Favorite Line: I can't walk back in after the way we fight when people outside are laughing, living lives we used to lead.

10. In the Shape of a Heart: Hey, uh, just re-read that last paragraph. Good lyrics, but I'm just not a fan of the instrumentation. I mean, I was ok with The Cars in the '80s, because they at least went all out with the electro-pop sound. This folksy synth mix doesn't work for me.
Favorite line: "[People] Speak in terms of belief and belonging, try to fit some name to their longing, People speak of love."

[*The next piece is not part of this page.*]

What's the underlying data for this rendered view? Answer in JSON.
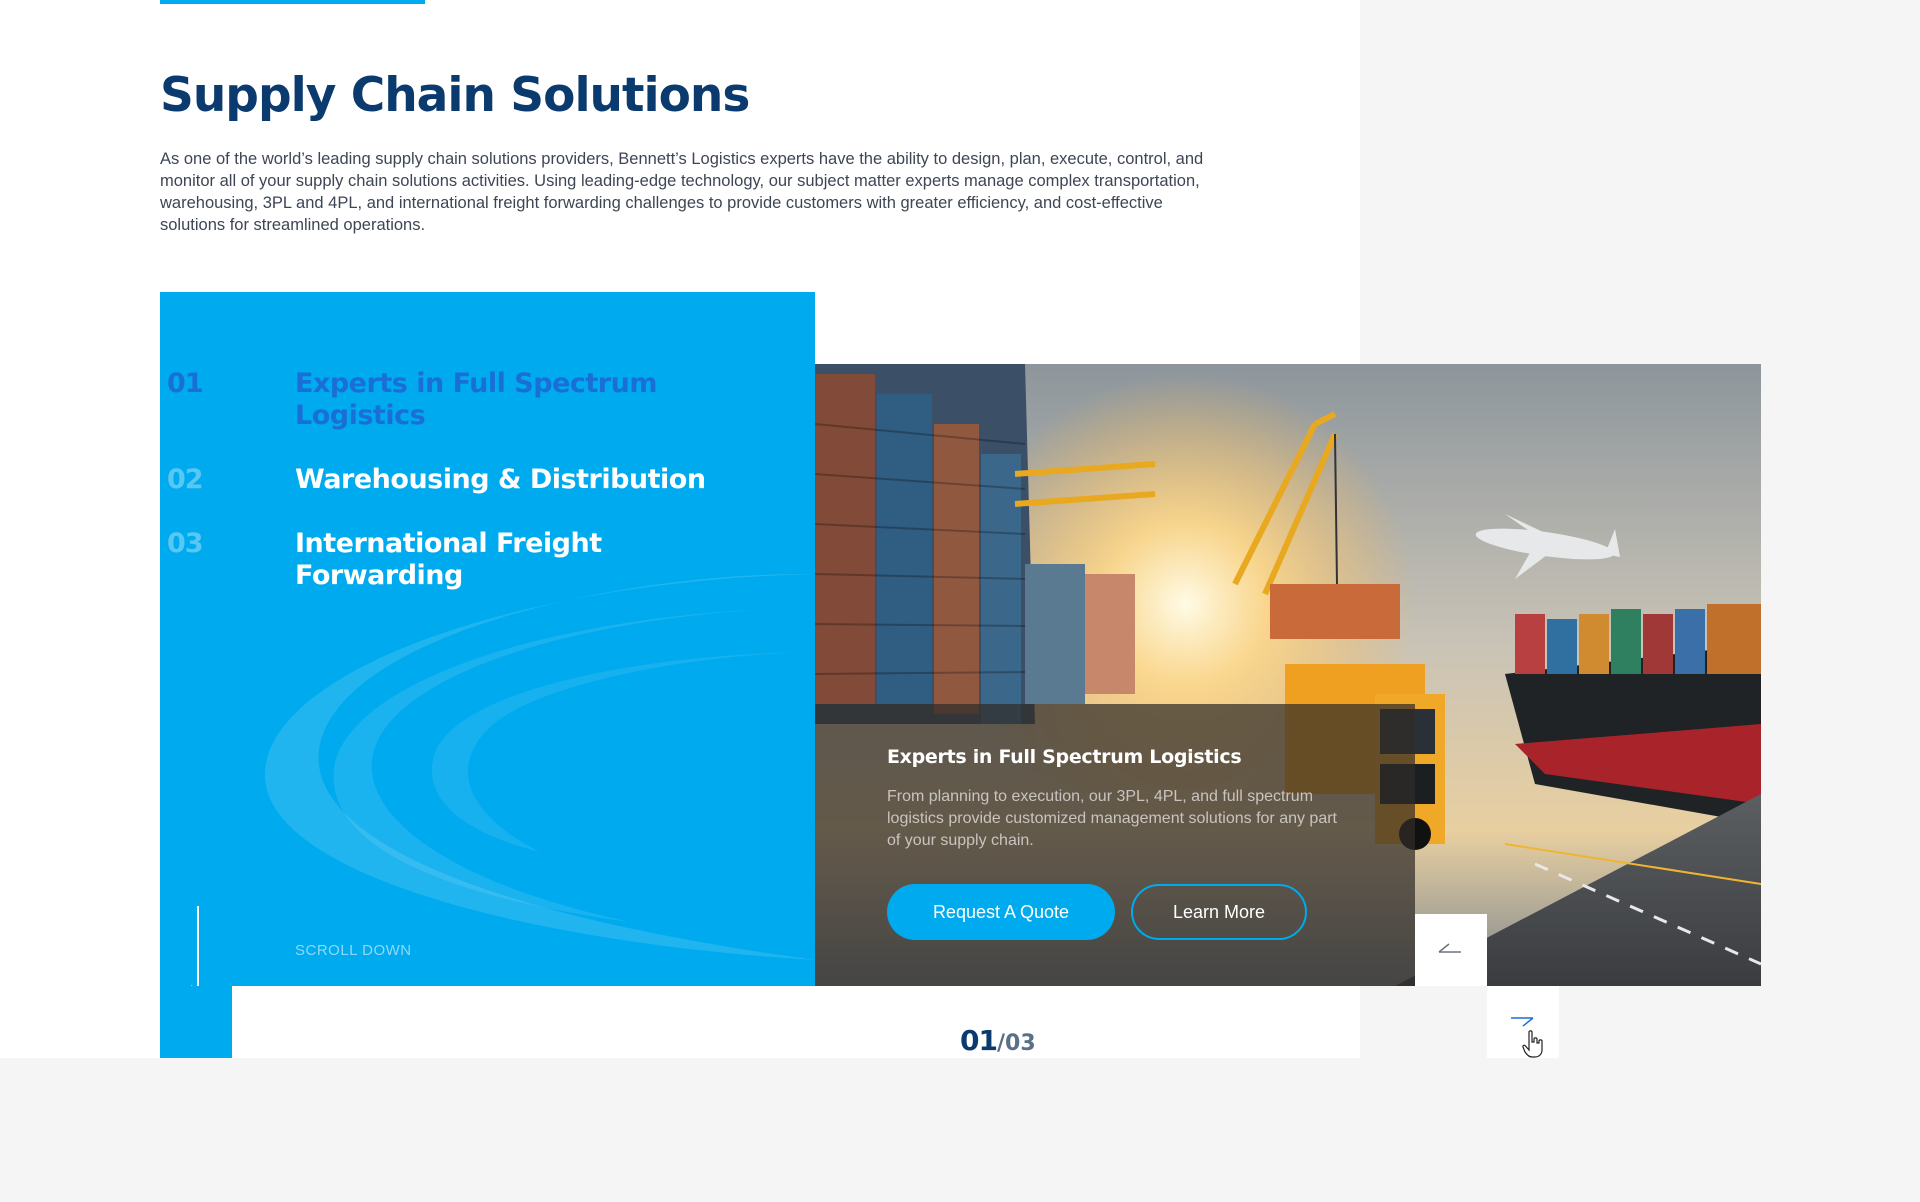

11. Lives in the Balance: Wait a minute, this isn't about breaking up with a girl and feeling really bad about it. In fact, this isn't about anybody breaking up with anyone at all. And it's not even a depressing acknowledgement that you'll never be as cool as you wanted to be. Are we sure this is Jackson Browne? Of course, the really depressing part about this anti-war, anti-crappy media anthem is that it could be written about pretty much any time in U.S. history.

12. Sky Blue and Black: Out of the 80s, thankfully, and Jackson can go back to his original style, only a little mellower. In case you were wondering, Jackson is still breaking up with people, and still feeling really bad about it. In fact, he wants to be friends and make her feel better. This, I think, is a bad idea almost 100% of the time.

13. The Barricades of Heaven: Also, Jackson is still coming to terms with the fact that he's not as cool as he always hoped he'd be.

14. The Rebel Jesus: This isn't really a true "Best of Jackson Browne", rather, it's a new song tacked on to the end. It deserves to be included; I like it better than the last five or so. It's a nice little anti-hymn about how not Christlike actual Christianity is, and how the real purpose is to make people feel good about themselves. Very ethereal sounding.
Favorite Line: In a life of hardship and of earthly toil, there's a need for anything that frees us.


15. The Next Voice You Hear: Hey, I know this one. I don't know how. I think it must be the radio, as it was released in 1997, which puts it way too late for me to hear it via one of my older sisters. Despite the moody and generally depressing tone of all of Jackson Browne's songs, this is the only one with what I would call a dark sound. Most of the others are simple mellow grooves.
Favorite Line: Throw down your truth and check your weapons.

Hmmm, I've still got four hours. Time to watch The Godfather Part II, I suppose.